THE GEOGRAPHICAL CURE

by Michael Parker

Pub Date: July 1st, 1994
ISBN: 0-684-19682-4
Publisher: Scribner

Geography is both cure and curse in Parker's second book (after Hello Down There, 1993), a collection of short fiction set in the modern South. His protagonists must often struggle with the burdens of the past as they are tempted by spontaneity, danger, and wanderlust. Their creator follows each tale to its proper length—some are novellas, others stories—attending also to the unique voices of his narrators, who range from an innocent boy taken along on a wild ride to a septuagenarian of some literary pretensions. The latter, in ``As Told To,'' is reading his older brother's memoir of world traveling for the State Department, which brings to the surface more than 50 years of envy and resentment. Parker eschews Faulknerian Sturm und Drang about the agonies of life below the Mason-Dixon line, but he is sensitive to his mostly middle-class characters' ambivalence about staying in the South, as when a North Carolinian ponders what might have happened if he had traveled the world instead of becoming a bail bondsman in ``Commit to Memory.'' He also explores the South's meaning through the eyes of outsiders.

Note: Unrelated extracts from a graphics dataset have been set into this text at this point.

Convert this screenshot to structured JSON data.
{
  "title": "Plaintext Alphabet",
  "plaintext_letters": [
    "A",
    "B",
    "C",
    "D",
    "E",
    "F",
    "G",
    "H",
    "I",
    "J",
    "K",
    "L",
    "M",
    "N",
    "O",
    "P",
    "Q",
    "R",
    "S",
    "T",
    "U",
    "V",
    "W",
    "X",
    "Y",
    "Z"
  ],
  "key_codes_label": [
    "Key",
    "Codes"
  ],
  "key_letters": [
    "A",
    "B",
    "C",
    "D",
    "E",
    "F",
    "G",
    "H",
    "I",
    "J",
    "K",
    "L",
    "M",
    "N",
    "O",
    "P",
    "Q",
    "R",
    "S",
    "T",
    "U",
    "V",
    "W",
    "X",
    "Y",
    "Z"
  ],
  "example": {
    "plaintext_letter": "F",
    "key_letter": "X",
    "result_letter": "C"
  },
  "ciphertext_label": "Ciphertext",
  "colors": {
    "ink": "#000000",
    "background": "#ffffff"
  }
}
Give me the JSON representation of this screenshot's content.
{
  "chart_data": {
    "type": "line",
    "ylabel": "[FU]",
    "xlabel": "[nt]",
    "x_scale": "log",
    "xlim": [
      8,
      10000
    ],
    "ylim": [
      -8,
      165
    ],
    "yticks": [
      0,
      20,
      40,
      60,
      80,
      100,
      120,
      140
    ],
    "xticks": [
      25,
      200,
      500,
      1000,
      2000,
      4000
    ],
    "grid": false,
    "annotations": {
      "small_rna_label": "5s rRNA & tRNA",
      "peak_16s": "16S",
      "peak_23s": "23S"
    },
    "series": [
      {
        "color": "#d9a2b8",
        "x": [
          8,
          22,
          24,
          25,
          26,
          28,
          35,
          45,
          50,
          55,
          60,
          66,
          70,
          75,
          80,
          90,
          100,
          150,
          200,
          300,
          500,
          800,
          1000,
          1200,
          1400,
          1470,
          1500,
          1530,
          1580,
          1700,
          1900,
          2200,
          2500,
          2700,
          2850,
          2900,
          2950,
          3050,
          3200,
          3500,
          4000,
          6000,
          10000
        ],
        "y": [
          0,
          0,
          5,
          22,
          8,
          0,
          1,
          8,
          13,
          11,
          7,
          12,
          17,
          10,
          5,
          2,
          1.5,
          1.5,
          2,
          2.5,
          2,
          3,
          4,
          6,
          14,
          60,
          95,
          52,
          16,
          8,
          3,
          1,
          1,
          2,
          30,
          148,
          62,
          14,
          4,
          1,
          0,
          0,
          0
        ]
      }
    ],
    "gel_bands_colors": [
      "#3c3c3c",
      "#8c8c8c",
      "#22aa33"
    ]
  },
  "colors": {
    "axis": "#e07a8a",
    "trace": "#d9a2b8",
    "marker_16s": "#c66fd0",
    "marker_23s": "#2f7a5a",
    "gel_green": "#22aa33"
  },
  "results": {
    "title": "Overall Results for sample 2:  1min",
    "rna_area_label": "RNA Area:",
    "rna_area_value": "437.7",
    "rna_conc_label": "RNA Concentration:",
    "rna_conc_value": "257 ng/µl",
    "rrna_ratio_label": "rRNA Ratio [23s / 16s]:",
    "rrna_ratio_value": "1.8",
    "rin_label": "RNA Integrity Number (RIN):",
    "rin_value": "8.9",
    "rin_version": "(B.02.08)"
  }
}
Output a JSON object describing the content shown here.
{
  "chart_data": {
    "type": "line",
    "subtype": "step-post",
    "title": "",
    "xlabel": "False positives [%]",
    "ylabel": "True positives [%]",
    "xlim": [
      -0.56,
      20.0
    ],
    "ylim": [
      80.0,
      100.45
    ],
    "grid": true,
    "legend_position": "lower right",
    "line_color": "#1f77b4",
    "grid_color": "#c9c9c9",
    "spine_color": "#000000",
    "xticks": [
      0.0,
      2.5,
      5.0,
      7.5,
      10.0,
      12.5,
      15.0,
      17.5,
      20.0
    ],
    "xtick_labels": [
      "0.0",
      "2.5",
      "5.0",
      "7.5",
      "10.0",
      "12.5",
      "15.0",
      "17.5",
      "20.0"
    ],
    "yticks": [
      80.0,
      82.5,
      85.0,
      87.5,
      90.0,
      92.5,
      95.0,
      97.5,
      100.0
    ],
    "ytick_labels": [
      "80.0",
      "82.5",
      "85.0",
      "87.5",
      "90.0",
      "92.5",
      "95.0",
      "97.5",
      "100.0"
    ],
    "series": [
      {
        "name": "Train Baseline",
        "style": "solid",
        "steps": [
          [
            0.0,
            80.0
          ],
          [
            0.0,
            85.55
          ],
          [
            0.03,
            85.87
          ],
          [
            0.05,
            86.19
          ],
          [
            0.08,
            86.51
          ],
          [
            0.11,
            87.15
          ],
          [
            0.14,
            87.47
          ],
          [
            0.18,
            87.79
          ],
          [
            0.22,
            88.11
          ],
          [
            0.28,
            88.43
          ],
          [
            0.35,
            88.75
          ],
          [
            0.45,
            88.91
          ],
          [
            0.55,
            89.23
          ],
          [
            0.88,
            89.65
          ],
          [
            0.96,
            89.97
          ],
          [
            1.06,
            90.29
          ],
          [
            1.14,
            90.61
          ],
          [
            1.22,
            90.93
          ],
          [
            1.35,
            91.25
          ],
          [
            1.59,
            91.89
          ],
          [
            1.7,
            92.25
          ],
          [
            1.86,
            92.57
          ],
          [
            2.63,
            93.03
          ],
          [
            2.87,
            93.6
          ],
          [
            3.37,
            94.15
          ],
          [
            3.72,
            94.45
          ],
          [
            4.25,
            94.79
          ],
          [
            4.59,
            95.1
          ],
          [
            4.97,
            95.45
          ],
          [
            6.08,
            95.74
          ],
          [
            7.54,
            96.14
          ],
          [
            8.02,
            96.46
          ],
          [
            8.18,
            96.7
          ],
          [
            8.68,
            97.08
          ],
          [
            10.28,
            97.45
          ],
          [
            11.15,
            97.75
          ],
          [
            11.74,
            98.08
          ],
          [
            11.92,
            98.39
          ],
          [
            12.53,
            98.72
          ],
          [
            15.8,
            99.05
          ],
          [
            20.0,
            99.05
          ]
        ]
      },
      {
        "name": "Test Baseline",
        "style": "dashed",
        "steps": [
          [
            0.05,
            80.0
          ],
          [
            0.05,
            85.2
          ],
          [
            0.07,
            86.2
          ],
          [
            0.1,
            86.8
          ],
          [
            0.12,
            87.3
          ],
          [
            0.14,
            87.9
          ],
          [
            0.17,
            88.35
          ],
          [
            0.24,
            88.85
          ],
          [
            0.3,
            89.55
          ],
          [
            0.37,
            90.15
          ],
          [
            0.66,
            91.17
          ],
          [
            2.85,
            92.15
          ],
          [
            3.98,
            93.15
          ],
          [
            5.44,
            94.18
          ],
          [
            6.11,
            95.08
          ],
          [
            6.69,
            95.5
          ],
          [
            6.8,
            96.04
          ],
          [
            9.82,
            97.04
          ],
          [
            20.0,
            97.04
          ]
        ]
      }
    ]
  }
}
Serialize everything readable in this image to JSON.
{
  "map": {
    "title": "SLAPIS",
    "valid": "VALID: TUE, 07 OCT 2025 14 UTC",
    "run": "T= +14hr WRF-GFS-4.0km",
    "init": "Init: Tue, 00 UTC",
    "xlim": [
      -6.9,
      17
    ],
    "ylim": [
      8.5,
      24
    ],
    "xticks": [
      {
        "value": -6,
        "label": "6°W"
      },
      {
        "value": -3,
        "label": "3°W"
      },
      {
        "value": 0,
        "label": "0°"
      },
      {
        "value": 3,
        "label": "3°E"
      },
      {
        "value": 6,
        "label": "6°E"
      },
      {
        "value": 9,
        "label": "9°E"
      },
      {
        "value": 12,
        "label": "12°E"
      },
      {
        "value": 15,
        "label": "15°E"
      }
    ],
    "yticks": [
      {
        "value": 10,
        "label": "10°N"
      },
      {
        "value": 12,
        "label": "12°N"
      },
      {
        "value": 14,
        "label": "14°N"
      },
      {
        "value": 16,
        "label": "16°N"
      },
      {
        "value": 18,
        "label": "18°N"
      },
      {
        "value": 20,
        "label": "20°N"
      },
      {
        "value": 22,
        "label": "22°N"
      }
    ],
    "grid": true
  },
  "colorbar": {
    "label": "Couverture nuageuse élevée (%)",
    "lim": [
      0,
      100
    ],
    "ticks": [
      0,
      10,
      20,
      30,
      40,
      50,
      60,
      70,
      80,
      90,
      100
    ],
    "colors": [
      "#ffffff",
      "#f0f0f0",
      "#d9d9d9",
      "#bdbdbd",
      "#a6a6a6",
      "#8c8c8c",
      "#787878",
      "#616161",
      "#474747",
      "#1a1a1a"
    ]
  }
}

In the fine story ``The Little Marine,'' a boy copes with his mother's crazy plans after she leaves his father and joins her lover on a journey south. A long novella, ``Golden Hour,'' brilliantly portrays a clash of races, classes, and cultures through the story of strange conflict among a former ``beach music'' legend, a late '60s radical from California, a rigid do- good teacher from Ohio, and a well-meaning vo-tech administrator. Personal emotions independent of geography are treated as well: A troubled teenager finds a kindred spirit in ``Cursive''; fierce, unrequited passion for his ex-wife compels the narrator of ``Love Wild'' into an unhealthy relationship with her peculiar brother. Honest, graceful prose perfectly matches these stories' sense of place and past.